Objectif : poursuivre et approfondir la tradition de coopération intense avec les universitaires et les institutions partenaires de l’Université d’Anvers et de l’AUHA (Association de l’Université d’Anvers) dans les pays du Sud, en renforçant les stratégies de sensibilisation sociétale pour faire face à la crise commune, cruelle et interdépendante de notre système, et en s’efforçant de rééquilibrer les inégalités de pouvoir pour permettre une coopération universitaire efficace, à la fois sur les questions du Sud et du Nord.

  • L’université doit être une institution inclusive qui stimule l’égalité, la coopération, l’interdépendance, la réciprocité et la responsabilisation afin de répondre plus efficacement aux enjeux prioritaires de notre époque.

  • Dans le cadre de notre coopération avec les pays du Sud, cette approche se traduit par la mise en place d’une solidarité internationale autoréflexive qui nécessite de comprendre les conditions inégales inévitables de la coopération universitaire et de s’engager de manière significative à corriger les conséquences des déséquilibres de pouvoir historiques et actuels. Stimuler la prise de conscience et la réflexion (y compris l’autoréflexion) sur les partenariats rééquilibrés au sein de l’Université d’Anvers et de l’AUHA. Abandonner la binarité entre les sujets dits du Nord et du Sud. À titre d’expérience pilote, nous souhaitons inviter des chercheurs issus des pays du Sud à proposer et à mettre en œuvre des projets de recherche dans les pays du Nord.

Progrès

Le cadre stratégique joue un rôle de soutien et de catalyseur en plaçant les enjeux en matière d’engagement mondial, plus généralement, et les relations entre l’université d’Anvers et le Sud, plus particulièrement, à l’ordre du jour de l’université et en encourageant une discussion critique entre les départements, les facultés, le personnel et les étudiants. Il ne s’agit pas d’un modèle strict, car cela irait précisément à l’encontre des principes fondamentaux d’ouverture, de communication, de multi-perspectivité et de réflexion critique continue.

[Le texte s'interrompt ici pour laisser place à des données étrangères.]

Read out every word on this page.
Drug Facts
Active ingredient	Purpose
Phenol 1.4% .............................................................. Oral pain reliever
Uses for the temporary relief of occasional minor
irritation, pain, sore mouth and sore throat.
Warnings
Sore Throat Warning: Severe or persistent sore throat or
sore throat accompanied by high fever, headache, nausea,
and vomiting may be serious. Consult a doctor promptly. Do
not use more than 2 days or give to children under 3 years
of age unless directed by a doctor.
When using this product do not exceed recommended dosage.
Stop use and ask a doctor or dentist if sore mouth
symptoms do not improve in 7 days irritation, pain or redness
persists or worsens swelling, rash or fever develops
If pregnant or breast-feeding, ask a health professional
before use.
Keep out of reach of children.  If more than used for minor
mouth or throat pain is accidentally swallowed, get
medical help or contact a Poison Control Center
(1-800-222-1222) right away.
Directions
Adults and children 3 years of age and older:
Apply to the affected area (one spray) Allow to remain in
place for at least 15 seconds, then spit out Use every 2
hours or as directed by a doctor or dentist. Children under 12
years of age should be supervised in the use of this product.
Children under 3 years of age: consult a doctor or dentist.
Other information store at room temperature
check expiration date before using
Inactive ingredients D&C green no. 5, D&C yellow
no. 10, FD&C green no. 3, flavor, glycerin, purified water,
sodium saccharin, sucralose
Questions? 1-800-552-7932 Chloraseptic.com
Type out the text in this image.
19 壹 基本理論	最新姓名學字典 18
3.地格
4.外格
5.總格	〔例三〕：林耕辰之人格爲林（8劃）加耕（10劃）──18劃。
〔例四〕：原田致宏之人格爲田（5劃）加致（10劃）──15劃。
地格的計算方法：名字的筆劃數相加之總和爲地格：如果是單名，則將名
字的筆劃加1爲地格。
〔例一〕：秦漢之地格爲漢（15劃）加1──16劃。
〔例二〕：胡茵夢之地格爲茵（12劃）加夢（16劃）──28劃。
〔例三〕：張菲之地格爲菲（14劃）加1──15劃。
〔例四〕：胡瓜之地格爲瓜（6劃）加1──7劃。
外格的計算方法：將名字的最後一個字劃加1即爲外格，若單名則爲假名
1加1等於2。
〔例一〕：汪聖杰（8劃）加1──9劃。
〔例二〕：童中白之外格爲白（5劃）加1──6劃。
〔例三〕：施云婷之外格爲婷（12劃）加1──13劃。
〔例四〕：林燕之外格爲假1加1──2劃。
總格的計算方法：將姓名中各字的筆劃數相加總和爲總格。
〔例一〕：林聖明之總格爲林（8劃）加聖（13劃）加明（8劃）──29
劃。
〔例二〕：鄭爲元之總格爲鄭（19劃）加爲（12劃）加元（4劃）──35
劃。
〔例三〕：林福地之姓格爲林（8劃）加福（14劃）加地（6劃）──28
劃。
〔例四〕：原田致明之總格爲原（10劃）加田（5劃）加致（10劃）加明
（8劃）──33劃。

L’objectif pour les cinq années à venir est la poursuite de l’apprentissage, de la réflexion et, surtout, du développement conjoint des actions à entreprendre, de manière progressive et communicative, dans le respect de la liberté académique et non académique, tout en évitant le dogmatisme imposé. Le cadre stratégique a été élaboré dans le cadre d’un processus démocratique intense, et le groupe de travail pour l’engagement mondial se réjouit de poursuivre ce processus participatif. Nous vous invitons tous à vous joindre à ce processus important, intéressant et nécessaire, et à adopter une approche de contrôle et d’autoréflexion pour l’avenir du monde et de l’université.